US prices continue to rise, with the US consumer price index (CPI) for October coming in at its highest in three decades. President Biden made a boldly worded response as inflation becomes a growing focus among politicians with their eyes fixed on next year’s midterm elections. Oil prices fell on investors’ expectations that the US could free up strategic reserves to combat energy inflation. At the same time, bond yields rose on the back of the CPI release, but the yield curve flattened and real yields touched new lows. This suggests either that bond investors still consider the inflation spike as transitory or that they see possible monetary tightening (justified by the CPI numbers) as a policy mistake that would kill the recovery—or both. Whilst bond volatility has risen, lower real rates are helping keep the VIX equity volatility index down.
Chinese markets rebounded on the news that Evergrande has avoided default (so far) on its USD bonds but, more importantly, that some mitigation measures could help other property developers and stem contagion. We continue to favour developed-market over emerging-market equities. Elsewhere, despite uncertainty about the state of the economy, sales on China’s Singles Day, the world’s largest shopping event, smashed records, underpinning the health of the Chinese consumer. China’s new commitments at Glasgow to accelerate decarbonisation as well as France and the UK’s pledge to invest in nuclear power add support to our Green Marshall Plan theme. Adding further support to the theme, the market capitalisation of electric vehicle maker Rivian Automotive surpassed USD100 bn in the wake of its IPO, making it the second-largest IPO in US history.

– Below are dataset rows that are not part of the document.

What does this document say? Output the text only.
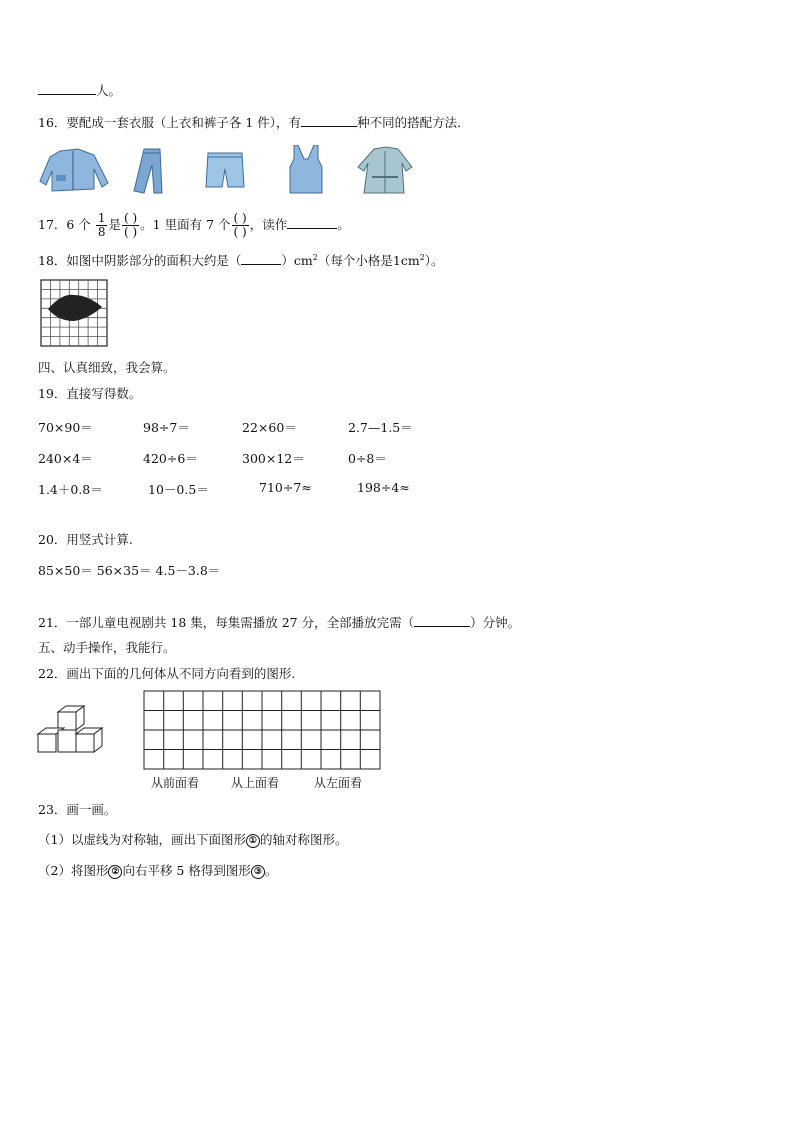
人。
16．要配成一套衣服（上衣和裤子各 1 件），有	种不同的搭配方法．
17．6 个 $\frac{1}{8}$ 是 $\frac{( )}{( )}$ 。1 里面有 7 个 $\frac{( )}{( )}$ ，读作	。
18．如图中阴影部分的面积大约是（	）$cm^2$（每个小格是$1cm^2$）。
四、认真细致，我会算。
19．直接写得数。
70×90＝	98÷7＝	22×60＝	2.7—1.5＝
240×4＝	420÷6＝	300×12＝	0÷8＝
1.4＋0.8＝	10－0.5＝	710÷7≈	198÷4≈
20．用竖式计算.
85×50＝ 56×35＝ 4.5－3.8＝
21．一部儿童电视剧共 18 集，每集需播放 27 分，全部播放完需（	）分钟。
五、动手操作，我能行。
22．画出下面的几何体从不同方向看到的图形.
从前面看	从上面看	从左面看
23．画一画。
（1）以虚线为对称轴，画出下面图形 ① 的轴对称图形。
（2）将图形 ② 向右平移 5 格得到图形 ③ 。
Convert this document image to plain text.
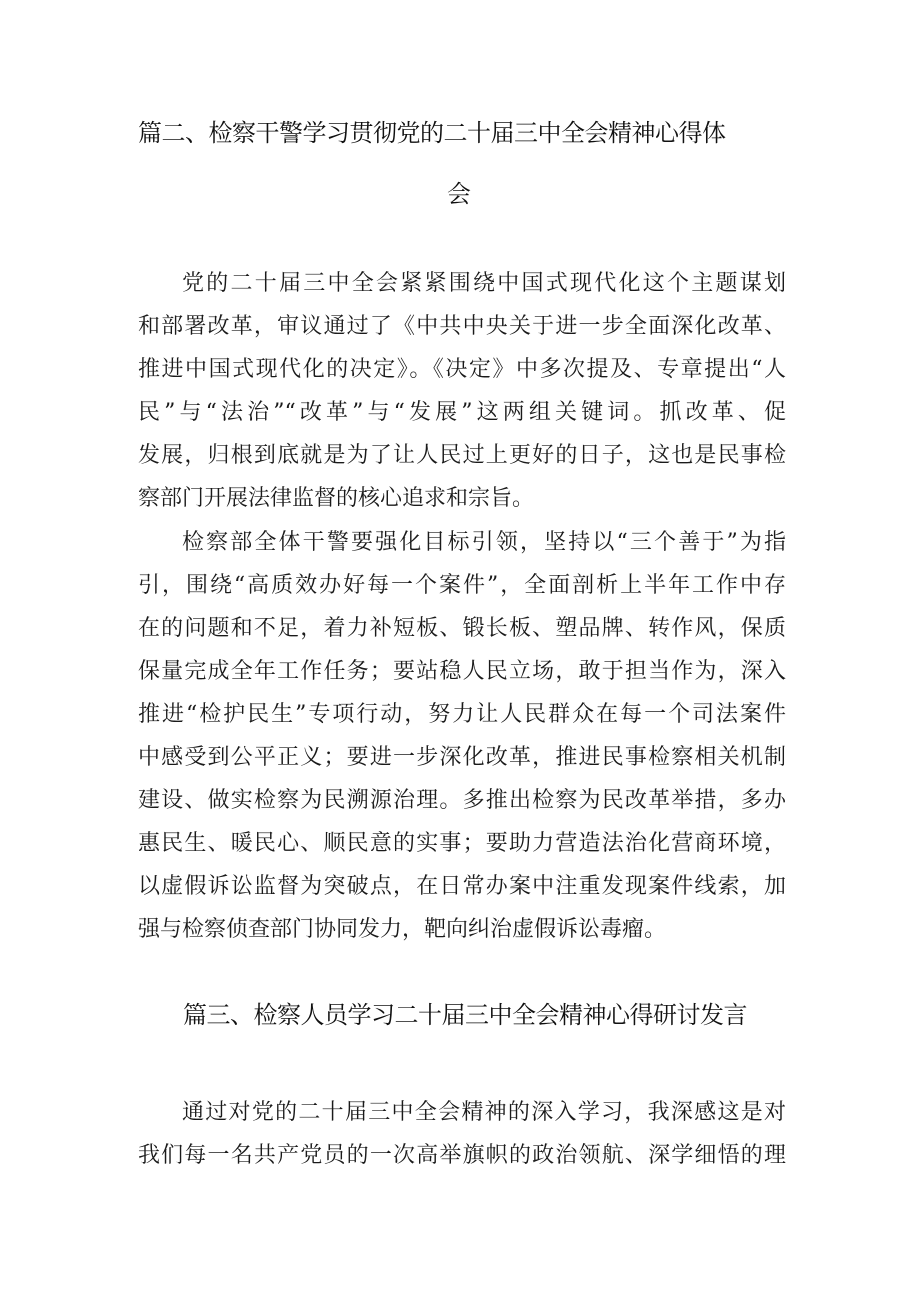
篇二、检察干警学习贯彻党的二十届三中全会精神心得体
会
党的二十届三中全会紧紧围绕中国式现代化这个主题谋划
和部署改革，审议通过了《中共中央关于进一步全面深化改革、
推进中国式现代化的决定》。《决定》中多次提及、专章提出“人
民”与“法治”“改革”与“发展”这两组关键词。抓改革、促
发展，归根到底就是为了让人民过上更好的日子，这也是民事检
察部门开展法律监督的核心追求和宗旨。
检察部全体干警要强化目标引领，坚持以“三个善于”为指
引，围绕“高质效办好每一个案件”，全面剖析上半年工作中存
在的问题和不足，着力补短板、锻长板、塑品牌、转作风，保质
保量完成全年工作任务；要站稳人民立场，敢于担当作为，深入
推进“检护民生”专项行动，努力让人民群众在每一个司法案件
中感受到公平正义；要进一步深化改革，推进民事检察相关机制
建设、做实检察为民溯源治理。多推出检察为民改革举措，多办
惠民生、暖民心、顺民意的实事；要助力营造法治化营商环境，
以虚假诉讼监督为突破点，在日常办案中注重发现案件线索，加
强与检察侦查部门协同发力，靶向纠治虚假诉讼毒瘤。
篇三、检察人员学习二十届三中全会精神心得研讨发言
通过对党的二十届三中全会精神的深入学习，我深感这是对
我们每一名共产党员的一次高举旗帜的政治领航、深学细悟的理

The Q3 earnings season closes with more evidence of resilient profits overall, but also ongoing labour shortages and supply bottlenecks. We continue to favour pricing power companies. The future looks less dominated by big conglomerates, as the US’s General Electric and Johnson & Johnson and Japan’s Toshiba all face major split-ups. We prefer to play such events through alternatives. Finally, in geopolitics, risks are rising as tensions mount from Taiwan and China to Poland, Belarus and Russia and post-Brexit UK and the EU. We like gold, which should perform well should tensions escalate.